Plus de 10 000 étapes n’apportent aucun avantage supplémentaire clair

Plus de 10 000 pas par jour n’en effectuaient pas mieux que 7 500 à 10 000. Avec un nombre de pas très élevé et des fréquences de pas très élevées, la relation s’est également aplatie. Les chercheurs appellent à la prudence ici. Il y avait moins de données dans les plages de tempo les plus élevées et des modèles statistiques alternatifs produisaient une progression plus douce.

Dans les différents groupes de pas, environ 90 à 100 pas par minute pendant les 30 minutes les plus actives étaient associés à un risque de décès plus faible. Environ 100 pas par minute constituent une ligne directrice approximative pour un exercice d’intensité modérée. Les auteurs citent donc 90 à 100 pas par minute pendant 30 minutes au total par jour comme approche possible pour prévenir une mort précoce.
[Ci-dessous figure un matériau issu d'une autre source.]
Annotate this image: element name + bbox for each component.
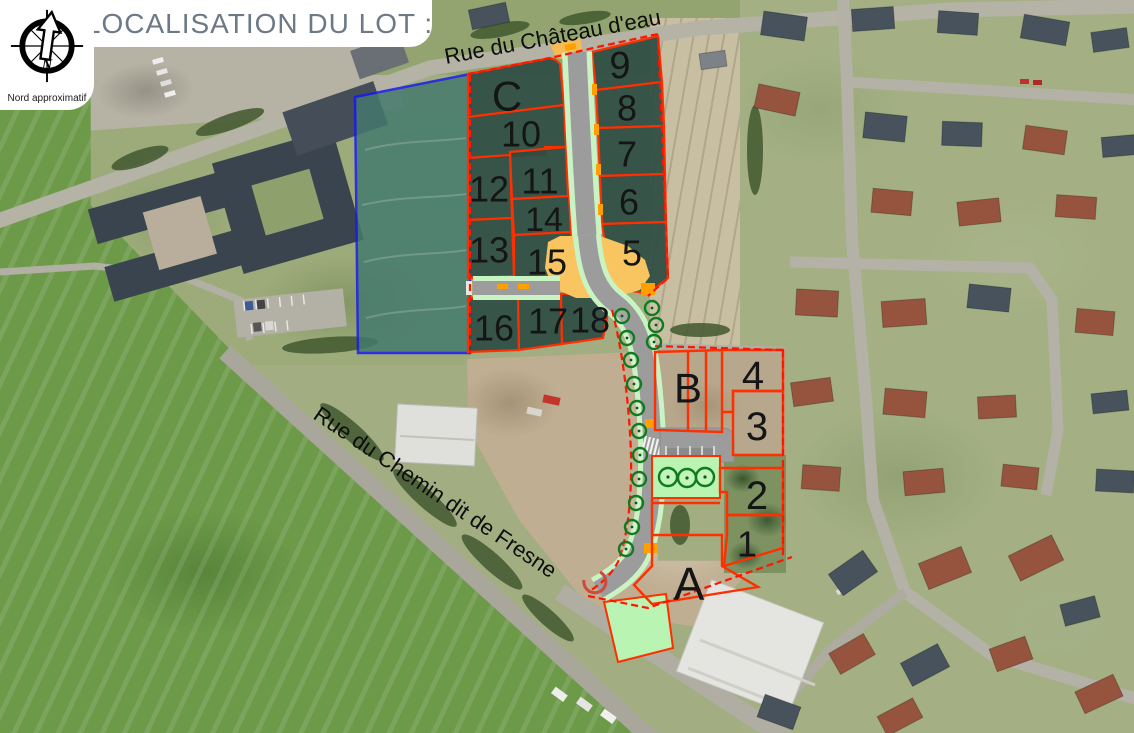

L’étude ne peut pas fournir de preuve de cause à effet

Cependant, les données ne prouvent pas que marcher plus vite prolonge directement la vie. Il s’agit d’une étude observationnelle. Les personnes qui marchent à des vitesses plus élevées peuvent également différer des marcheurs plus lents sur d’autres points.

Les chercheurs ont pris en compte, entre autres, l’âge, le sexe, le tabagisme, la consommation d’alcool, l’alimentation, le sommeil, le temps passé devant un écran et les médicaments. Ils ont également testé leurs résultats avec plusieurs analyses de sensibilité. Néanmoins, des facteurs d’influence inconnus et une éventuelle causalité inverse ne peuvent être totalement exclus.
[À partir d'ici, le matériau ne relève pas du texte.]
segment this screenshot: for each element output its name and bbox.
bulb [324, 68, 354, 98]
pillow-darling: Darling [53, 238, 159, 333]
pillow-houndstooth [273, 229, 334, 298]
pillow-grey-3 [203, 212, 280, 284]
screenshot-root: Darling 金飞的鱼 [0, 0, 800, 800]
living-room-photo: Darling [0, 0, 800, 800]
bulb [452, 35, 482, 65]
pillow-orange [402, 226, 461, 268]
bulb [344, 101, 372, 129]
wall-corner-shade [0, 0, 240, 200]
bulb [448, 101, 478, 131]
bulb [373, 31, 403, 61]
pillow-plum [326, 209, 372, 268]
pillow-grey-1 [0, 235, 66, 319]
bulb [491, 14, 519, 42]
Cela laisse surtout une marge de manœuvre pratique pour la vie de tous les jours : si vous ne faites que quelques étapes, vous pouvez parcourir certains de vos trajets plus rapidement. Si vous ne pouvez pas ou ne voulez pas marcher plus vite, vous pouvez bénéficier d’un nombre de pas plus élevé. La combinaison la plus favorable dans cette évaluation était de 7 500 à 10 000 pas par jour.

Par Anne Bajrica

L’original de cet article « Vous ne pouvez pas faire 10 000 pas par jour ? Alors le rythme pourrait être crucial » vient de Smart Up News.